Estamos juntas e somos muitas

O feminismo é muitas vezes mal entendido. Enquanto muitos não perdem tempo a tentar perceber o que o feminismo realmente significa, outros associam o termo a um estereótipo qualquer – mulheres que detestam homens, que são contra-cultura, que não se depilam, entre outros absurdos. Não que haja algo de errado com estas posições, mas simplesmente não é o caso.

O feminismo diz respeito á igualdade e á justiça entre os sexos. Tão simples quanto isso. Não, igualdade ainda não existe. Não, a situação não está melhor do que antes. E – chocante – este não é só um assunto de mulheres, mas de todos.

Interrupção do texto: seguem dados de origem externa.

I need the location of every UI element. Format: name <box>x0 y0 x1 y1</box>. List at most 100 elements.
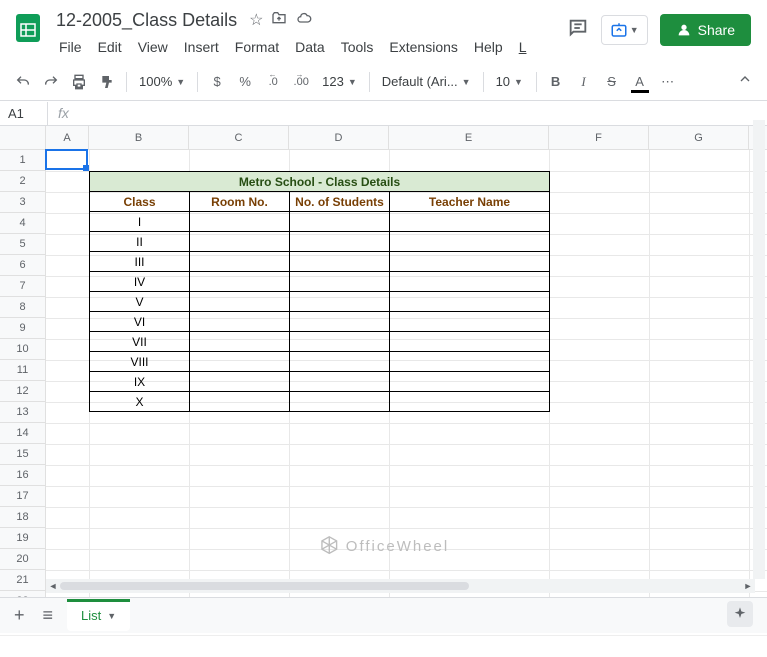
collapse-toolbar-button[interactable] <box>733 67 757 96</box>
star-icon[interactable]: ☆ <box>249 10 263 31</box>
menu-help[interactable]: Help <box>467 35 510 59</box>
doc-area: 12-2005_Class Details ☆ File Edit View I… <box>48 8 567 59</box>
vertical-scrollbar[interactable] <box>753 120 765 579</box>
row-8[interactable]: 8 <box>0 297 45 318</box>
watermark: OfficeWheel <box>318 535 449 557</box>
dec-decrease-button[interactable]: .0← <box>260 69 286 95</box>
class-cell: VI <box>90 312 190 332</box>
font-combo[interactable]: Default (Ari...▼ <box>376 69 477 95</box>
comments-icon[interactable] <box>567 17 589 44</box>
scroll-left-icon[interactable]: ◄ <box>46 581 60 591</box>
table-row: VIII <box>90 352 550 372</box>
row-4[interactable]: 4 <box>0 213 45 234</box>
print-button[interactable] <box>66 69 92 95</box>
text-color-button[interactable]: A <box>627 69 653 95</box>
sheets-logo[interactable] <box>8 8 48 48</box>
row-20[interactable]: 20 <box>0 549 45 570</box>
row-19[interactable]: 19 <box>0 528 45 549</box>
menu-extensions[interactable]: Extensions <box>382 35 464 59</box>
font-size-combo[interactable]: 10▼ <box>490 69 530 95</box>
table-row: I <box>90 212 550 232</box>
more-formats-combo[interactable]: 123▼ <box>316 69 363 95</box>
scroll-right-icon[interactable]: ► <box>741 581 755 591</box>
row-9[interactable]: 9 <box>0 318 45 339</box>
formula-input[interactable] <box>79 102 767 125</box>
class-cell: V <box>90 292 190 312</box>
cloud-status-icon[interactable] <box>295 10 313 31</box>
row-21[interactable]: 21 <box>0 570 45 591</box>
class-cell: VII <box>90 332 190 352</box>
menu-insert[interactable]: Insert <box>177 35 226 59</box>
bold-button[interactable]: B <box>543 69 569 95</box>
header-students: No. of Students <box>290 192 390 212</box>
menu-data[interactable]: Data <box>288 35 332 59</box>
row-12[interactable]: 12 <box>0 381 45 402</box>
row-headers: 1234567891011121314151617181920212223 <box>0 150 46 604</box>
row-17[interactable]: 17 <box>0 486 45 507</box>
row-5[interactable]: 5 <box>0 234 45 255</box>
col-c[interactable]: C <box>189 126 289 149</box>
add-sheet-button[interactable]: + <box>10 601 29 630</box>
row-18[interactable]: 18 <box>0 507 45 528</box>
select-all-corner[interactable] <box>0 126 46 149</box>
row-3[interactable]: 3 <box>0 192 45 213</box>
menu-format[interactable]: Format <box>228 35 286 59</box>
paint-format-button[interactable] <box>94 69 120 95</box>
strikethrough-button[interactable]: S <box>599 69 625 95</box>
col-a[interactable]: A <box>46 126 89 149</box>
undo-button[interactable] <box>10 69 36 95</box>
currency-button[interactable]: $ <box>204 69 230 95</box>
explore-button[interactable] <box>727 601 753 627</box>
class-cell: II <box>90 232 190 252</box>
header-room: Room No. <box>190 192 290 212</box>
horizontal-scrollbar[interactable]: ◄ ► <box>46 579 755 593</box>
share-button[interactable]: Share <box>660 14 751 46</box>
menu-file[interactable]: File <box>52 35 89 59</box>
table-row: II <box>90 232 550 252</box>
header-class: Class <box>90 192 190 212</box>
class-cell: I <box>90 212 190 232</box>
col-b[interactable]: B <box>89 126 189 149</box>
menu-bar: File Edit View Insert Format Data Tools … <box>52 35 567 59</box>
row-16[interactable]: 16 <box>0 465 45 486</box>
row-11[interactable]: 11 <box>0 360 45 381</box>
sheet-tab-menu-icon[interactable]: ▼ <box>107 611 116 621</box>
row-14[interactable]: 14 <box>0 423 45 444</box>
class-cell: III <box>90 252 190 272</box>
table-row: IV <box>90 272 550 292</box>
row-6[interactable]: 6 <box>0 255 45 276</box>
zoom-combo[interactable]: 100%▼ <box>133 69 191 95</box>
name-box[interactable]: A1 <box>0 102 48 125</box>
menu-last[interactable]: L <box>512 35 534 59</box>
header-teacher: Teacher Name <box>390 192 550 212</box>
menu-edit[interactable]: Edit <box>91 35 129 59</box>
sheet-tab-list[interactable]: List ▼ <box>67 600 130 631</box>
class-cell: VIII <box>90 352 190 372</box>
table-row: X <box>90 392 550 412</box>
formula-bar: A1 fx <box>0 101 767 126</box>
present-button[interactable]: ▼ <box>601 15 648 45</box>
redo-button[interactable] <box>38 69 64 95</box>
menu-view[interactable]: View <box>131 35 175 59</box>
move-icon[interactable] <box>271 10 287 31</box>
col-f[interactable]: F <box>549 126 649 149</box>
row-2[interactable]: 2 <box>0 171 45 192</box>
col-g[interactable]: G <box>649 126 749 149</box>
row-7[interactable]: 7 <box>0 276 45 297</box>
row-13[interactable]: 13 <box>0 402 45 423</box>
column-headers: A B C D E F G <box>0 126 767 150</box>
toolbar: 100%▼ $ % .0← .00→ 123▼ Default (Ari...▼… <box>0 63 767 101</box>
all-sheets-button[interactable]: ≡ <box>39 601 58 630</box>
more-tools-button[interactable]: ⋯ <box>655 69 681 95</box>
col-d[interactable]: D <box>289 126 389 149</box>
doc-title[interactable]: 12-2005_Class Details <box>52 8 241 33</box>
row-1[interactable]: 1 <box>0 150 45 171</box>
menu-tools[interactable]: Tools <box>334 35 381 59</box>
class-cell: X <box>90 392 190 412</box>
dec-increase-button[interactable]: .00→ <box>288 69 314 95</box>
col-e[interactable]: E <box>389 126 549 149</box>
italic-button[interactable]: I <box>571 69 597 95</box>
row-10[interactable]: 10 <box>0 339 45 360</box>
percent-button[interactable]: % <box>232 69 258 95</box>
row-15[interactable]: 15 <box>0 444 45 465</box>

Em Portugal, temos que falar do impacto do machismo. Muitas vezes descartado como trivial, é, na verdade, um preconceito que está por detrás de todas as formas de violência contra as mulheres – desde os olhares exploradores, a avanços indesejados, até ao assédio sexual, violações e assassinatos.

cartazes do colectivo rede 8 de Março

Os crimes de violência doméstica têm marcado o início de 2019. São doze as vítimas mortais (muitas delas mães) em menos de dois meses. O estado de emergência é ainda mais gritante se contarmos com vários outros casos que resultaram em feridos graves – ou com os que não foram denunciados. Andrea Peniche, parte do colectivo feminista Rede 8 de Março, que organiza a Greve Internacional Feminista 2019, no dia 8 de Março, na Praça do Comércio, ás 17h30, afirmou á Parq “a violência, o assédio e a justiça machista praticada nos tribunais portugueses são também razões que nos fazem sair á rua, porque de silenciamento estamos fartas e já percebemos há muito tempo que se queremos um futuro diferente, a nós cabe a tarefa de o construir, derrotando a cultura e as instituições que nos impõem quotidianos insuportavelmente desiguais”. Os gritos de revolta chegaram ao governo que se ocupam agora de alterar leis e formas de atuação na resposta a este flagelo.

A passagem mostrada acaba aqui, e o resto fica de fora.